Pss And Breast Cancer

An additional type of malignancy frequently reported with PSS is breast carcinoma. Several cases are cited where the two diseases developed within months of one another [10-12], In a 1979 study [1], an even greater incidence of breast carcinoma in association with PSS than lung carcinoma was found.

Occasionally, a worsening of the scleroderma was noted when the malignancy recurred, while improvement of skin changes occurred after treatment of the neoplasm [10]. (A similar finding was also noted in connection with bladder carcinoma [10].) An incidence of breast cancer of up to 17% of all types of neoplasms in PSS is mentioned in several studies.
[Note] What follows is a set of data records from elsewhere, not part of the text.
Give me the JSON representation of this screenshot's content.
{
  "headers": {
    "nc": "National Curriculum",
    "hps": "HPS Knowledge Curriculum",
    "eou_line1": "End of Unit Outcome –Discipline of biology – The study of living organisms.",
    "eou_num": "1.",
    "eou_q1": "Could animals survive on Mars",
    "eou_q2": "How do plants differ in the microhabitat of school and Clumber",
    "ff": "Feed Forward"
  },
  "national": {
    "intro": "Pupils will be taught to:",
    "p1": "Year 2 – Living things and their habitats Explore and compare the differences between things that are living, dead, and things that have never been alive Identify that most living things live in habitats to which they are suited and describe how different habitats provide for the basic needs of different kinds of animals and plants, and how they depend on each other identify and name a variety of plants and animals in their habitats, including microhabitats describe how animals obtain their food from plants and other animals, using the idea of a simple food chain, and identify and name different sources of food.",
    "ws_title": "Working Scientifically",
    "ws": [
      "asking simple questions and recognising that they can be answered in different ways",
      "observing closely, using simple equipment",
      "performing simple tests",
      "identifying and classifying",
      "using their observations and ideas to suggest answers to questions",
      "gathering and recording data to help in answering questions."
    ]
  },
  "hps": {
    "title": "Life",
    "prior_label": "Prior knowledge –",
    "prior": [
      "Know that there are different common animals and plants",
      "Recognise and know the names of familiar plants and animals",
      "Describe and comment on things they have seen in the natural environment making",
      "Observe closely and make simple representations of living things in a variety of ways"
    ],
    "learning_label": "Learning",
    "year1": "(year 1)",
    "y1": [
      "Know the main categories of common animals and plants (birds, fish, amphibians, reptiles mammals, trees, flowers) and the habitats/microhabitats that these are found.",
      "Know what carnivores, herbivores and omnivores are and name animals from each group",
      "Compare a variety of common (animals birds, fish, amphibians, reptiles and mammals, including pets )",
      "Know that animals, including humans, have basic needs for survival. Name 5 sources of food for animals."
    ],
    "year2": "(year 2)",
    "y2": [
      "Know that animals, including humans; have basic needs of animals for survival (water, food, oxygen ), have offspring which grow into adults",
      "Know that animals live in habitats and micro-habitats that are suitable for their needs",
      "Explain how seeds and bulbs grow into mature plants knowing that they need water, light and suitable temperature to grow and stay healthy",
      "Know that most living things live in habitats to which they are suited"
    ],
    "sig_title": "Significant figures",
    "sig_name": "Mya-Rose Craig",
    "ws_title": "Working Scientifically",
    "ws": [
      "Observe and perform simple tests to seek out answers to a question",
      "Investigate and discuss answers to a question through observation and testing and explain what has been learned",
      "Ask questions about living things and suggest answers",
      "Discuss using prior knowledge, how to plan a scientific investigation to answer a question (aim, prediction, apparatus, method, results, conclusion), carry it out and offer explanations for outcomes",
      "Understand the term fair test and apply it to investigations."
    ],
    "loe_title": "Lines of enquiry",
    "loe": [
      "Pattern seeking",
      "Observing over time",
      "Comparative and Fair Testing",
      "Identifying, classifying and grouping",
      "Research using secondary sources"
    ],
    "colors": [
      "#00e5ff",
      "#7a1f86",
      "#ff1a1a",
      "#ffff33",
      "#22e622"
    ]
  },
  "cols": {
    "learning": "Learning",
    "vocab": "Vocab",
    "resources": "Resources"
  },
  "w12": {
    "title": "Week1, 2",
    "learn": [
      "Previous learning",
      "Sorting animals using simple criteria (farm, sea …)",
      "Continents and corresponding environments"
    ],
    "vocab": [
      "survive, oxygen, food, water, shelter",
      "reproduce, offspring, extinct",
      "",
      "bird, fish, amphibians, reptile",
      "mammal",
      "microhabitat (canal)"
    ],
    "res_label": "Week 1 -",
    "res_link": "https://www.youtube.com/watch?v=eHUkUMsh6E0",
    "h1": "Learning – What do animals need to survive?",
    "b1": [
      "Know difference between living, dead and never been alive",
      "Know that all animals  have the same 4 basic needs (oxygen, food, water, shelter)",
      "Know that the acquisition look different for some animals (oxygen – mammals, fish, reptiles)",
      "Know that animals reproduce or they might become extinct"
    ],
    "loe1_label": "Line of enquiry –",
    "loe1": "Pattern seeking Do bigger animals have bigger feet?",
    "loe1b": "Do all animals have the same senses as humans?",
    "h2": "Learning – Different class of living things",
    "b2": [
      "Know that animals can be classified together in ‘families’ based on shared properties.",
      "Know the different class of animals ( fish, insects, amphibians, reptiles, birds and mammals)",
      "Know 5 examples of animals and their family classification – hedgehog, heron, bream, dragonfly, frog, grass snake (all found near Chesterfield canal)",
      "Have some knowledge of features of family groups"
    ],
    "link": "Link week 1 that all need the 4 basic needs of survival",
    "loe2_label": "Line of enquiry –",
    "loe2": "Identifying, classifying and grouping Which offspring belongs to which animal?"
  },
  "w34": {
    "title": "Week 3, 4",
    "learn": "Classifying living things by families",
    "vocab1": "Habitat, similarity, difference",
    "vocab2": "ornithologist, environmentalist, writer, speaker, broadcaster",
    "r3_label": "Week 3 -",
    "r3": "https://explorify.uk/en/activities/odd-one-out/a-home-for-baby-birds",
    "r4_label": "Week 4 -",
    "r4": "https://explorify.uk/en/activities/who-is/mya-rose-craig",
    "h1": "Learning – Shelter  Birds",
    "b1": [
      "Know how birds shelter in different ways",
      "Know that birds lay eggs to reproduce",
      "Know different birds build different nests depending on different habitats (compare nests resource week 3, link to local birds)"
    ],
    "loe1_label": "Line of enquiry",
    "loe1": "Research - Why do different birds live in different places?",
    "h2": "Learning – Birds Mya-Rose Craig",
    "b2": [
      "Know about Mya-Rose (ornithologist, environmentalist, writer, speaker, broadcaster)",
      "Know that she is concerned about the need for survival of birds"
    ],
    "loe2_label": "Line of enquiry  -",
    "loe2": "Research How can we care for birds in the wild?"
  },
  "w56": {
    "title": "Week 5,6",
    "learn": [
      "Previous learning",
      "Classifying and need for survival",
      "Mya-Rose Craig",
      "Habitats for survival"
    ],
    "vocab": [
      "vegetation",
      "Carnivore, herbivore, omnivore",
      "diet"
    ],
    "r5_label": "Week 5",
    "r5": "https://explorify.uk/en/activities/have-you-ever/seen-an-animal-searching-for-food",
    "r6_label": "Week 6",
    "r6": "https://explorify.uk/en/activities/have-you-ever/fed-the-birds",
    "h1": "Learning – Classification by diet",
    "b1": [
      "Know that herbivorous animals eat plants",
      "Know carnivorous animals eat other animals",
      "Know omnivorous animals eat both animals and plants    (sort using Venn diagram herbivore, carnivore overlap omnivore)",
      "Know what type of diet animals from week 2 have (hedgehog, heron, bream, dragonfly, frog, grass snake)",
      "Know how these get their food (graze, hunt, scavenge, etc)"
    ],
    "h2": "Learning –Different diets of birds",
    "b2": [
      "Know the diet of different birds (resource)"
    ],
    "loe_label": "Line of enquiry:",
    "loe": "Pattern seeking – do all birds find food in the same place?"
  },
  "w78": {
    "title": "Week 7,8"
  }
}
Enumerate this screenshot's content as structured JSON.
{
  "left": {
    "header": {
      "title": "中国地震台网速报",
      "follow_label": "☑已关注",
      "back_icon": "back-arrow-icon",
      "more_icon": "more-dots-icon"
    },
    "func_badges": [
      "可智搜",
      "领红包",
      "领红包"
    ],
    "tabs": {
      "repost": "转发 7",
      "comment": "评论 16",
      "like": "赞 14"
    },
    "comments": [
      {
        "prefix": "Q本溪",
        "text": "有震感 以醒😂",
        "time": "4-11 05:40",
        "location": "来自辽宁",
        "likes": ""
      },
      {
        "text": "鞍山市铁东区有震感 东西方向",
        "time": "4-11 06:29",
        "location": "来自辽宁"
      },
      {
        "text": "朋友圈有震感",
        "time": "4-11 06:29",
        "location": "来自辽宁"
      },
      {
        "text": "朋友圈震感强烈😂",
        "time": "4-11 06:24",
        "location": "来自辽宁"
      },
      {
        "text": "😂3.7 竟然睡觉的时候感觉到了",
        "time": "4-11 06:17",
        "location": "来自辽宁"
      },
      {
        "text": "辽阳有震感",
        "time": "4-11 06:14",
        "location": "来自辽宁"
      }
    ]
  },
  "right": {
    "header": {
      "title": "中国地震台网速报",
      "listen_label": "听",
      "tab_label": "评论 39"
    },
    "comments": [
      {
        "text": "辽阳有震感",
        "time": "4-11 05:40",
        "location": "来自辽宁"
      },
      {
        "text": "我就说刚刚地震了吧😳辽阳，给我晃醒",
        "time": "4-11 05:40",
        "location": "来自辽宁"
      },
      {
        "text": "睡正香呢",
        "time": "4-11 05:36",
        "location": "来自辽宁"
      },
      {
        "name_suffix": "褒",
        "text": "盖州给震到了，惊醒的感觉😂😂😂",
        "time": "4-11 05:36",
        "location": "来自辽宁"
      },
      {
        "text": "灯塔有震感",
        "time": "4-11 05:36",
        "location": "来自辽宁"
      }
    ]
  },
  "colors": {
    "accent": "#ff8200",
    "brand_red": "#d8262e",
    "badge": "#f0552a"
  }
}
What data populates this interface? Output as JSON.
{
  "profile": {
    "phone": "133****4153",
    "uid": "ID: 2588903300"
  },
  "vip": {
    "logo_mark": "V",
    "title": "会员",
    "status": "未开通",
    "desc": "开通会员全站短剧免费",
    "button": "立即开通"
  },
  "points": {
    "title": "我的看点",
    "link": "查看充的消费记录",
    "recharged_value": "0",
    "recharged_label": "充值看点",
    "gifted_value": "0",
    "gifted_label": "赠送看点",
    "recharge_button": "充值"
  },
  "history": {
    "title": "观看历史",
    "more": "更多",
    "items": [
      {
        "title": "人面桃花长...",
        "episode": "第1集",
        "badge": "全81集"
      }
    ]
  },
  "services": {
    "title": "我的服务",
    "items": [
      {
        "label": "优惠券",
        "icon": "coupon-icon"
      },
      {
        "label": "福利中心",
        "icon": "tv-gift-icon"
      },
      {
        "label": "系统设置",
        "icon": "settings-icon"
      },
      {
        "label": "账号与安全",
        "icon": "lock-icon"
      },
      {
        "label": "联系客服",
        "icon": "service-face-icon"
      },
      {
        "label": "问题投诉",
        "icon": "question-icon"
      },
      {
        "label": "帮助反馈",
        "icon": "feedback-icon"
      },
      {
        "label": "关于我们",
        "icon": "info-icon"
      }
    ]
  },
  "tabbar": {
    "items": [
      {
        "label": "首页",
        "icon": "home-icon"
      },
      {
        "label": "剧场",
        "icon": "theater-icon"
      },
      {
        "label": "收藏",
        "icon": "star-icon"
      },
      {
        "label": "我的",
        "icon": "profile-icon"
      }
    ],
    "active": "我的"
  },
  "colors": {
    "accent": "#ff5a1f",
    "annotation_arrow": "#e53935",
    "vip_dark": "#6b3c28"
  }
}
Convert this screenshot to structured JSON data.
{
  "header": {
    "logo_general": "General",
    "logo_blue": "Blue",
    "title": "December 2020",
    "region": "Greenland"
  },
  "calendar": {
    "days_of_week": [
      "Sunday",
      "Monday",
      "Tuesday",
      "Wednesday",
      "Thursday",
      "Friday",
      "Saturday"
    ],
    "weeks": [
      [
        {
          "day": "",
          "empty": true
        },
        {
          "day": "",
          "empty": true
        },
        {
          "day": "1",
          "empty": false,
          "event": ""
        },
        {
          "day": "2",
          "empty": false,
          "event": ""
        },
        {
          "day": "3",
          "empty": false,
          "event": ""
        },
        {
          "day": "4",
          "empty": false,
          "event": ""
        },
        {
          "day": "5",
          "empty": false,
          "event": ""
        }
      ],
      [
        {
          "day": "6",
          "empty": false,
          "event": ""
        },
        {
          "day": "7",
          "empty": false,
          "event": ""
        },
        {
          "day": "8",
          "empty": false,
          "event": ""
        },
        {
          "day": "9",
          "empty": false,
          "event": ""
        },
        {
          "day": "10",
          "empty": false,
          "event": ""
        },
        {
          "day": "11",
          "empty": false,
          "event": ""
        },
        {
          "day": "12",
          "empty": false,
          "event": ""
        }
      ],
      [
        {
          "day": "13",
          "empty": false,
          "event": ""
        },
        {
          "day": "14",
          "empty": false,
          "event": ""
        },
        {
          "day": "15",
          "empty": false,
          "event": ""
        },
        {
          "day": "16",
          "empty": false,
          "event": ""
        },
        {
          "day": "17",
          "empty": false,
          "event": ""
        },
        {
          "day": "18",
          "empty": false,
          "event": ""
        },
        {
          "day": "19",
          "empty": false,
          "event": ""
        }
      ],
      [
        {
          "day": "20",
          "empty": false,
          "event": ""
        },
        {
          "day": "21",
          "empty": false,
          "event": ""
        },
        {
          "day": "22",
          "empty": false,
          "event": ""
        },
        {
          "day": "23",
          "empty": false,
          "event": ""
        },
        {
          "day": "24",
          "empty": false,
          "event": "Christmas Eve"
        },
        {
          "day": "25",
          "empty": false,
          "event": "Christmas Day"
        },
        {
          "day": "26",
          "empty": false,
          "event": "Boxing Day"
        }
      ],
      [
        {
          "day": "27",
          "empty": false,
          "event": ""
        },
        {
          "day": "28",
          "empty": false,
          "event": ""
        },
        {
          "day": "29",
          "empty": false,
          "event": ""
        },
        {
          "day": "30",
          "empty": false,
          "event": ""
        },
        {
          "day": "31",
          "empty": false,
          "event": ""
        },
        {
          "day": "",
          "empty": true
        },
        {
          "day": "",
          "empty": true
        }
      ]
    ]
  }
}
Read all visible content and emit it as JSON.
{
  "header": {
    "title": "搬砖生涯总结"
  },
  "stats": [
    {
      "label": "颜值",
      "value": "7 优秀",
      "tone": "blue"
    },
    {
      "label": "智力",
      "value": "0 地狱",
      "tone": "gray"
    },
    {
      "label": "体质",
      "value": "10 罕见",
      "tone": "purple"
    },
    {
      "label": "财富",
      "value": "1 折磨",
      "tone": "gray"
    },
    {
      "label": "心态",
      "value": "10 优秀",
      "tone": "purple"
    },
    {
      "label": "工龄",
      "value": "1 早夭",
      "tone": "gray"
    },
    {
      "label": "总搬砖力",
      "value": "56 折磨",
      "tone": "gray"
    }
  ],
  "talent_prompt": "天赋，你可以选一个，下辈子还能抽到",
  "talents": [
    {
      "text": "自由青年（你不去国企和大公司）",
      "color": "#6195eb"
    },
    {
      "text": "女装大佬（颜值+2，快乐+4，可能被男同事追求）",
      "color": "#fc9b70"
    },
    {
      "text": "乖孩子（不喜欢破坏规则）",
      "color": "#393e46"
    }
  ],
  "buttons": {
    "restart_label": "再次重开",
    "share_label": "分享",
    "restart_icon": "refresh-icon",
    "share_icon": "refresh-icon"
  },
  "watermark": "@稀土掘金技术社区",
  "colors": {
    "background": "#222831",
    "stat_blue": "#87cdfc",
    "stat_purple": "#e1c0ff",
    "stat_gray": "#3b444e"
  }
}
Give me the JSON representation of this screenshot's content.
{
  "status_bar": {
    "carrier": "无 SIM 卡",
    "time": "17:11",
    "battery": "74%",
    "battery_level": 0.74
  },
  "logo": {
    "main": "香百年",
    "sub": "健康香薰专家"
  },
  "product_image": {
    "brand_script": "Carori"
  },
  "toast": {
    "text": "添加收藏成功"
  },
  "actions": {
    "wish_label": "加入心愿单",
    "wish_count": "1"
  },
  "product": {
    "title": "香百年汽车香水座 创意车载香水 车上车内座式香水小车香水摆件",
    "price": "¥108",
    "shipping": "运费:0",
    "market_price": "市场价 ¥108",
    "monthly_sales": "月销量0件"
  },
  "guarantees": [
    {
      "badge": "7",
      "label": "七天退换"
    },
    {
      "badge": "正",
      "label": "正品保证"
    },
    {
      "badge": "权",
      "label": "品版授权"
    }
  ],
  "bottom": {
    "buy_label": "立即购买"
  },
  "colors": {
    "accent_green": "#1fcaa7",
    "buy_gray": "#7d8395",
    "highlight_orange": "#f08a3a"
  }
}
In a number of cases the breast carcinoma was diagnosed after the onset of PSS, whereas, in others the scleroderma developed after the diagnosis and treatment of the malignancy (mastectomy/lumpectomy and radio- or chemotherapy). There is no consistent connection between immunosuppressive therapy for scleroderma and the appearance of malignancy. Contrary, scleroderma (localized and systemic) has occasionally developed after radiotherapy for breast cancer. In these cases it is unclear whether the collagen disease may be connected to the malignancy itself, or to the radiation.

The explanation suggested for the association of lung carcinoma and PSS is that the fibrosed pulmonary tissue represents a "fertile" ground for the ensuing of the neoplastic changes, eventually giving rise to the cancer. No similar association was found between breast cancer and scleroderma since the two conditions were often diagnosed a few months apart, suggesting a possible common etiology and not a co-dependence. It may be argued that in the few cases when the scleroderma developed after radiotherapy for breast cancer, the radiation may have provided the trigger for the collagen disease.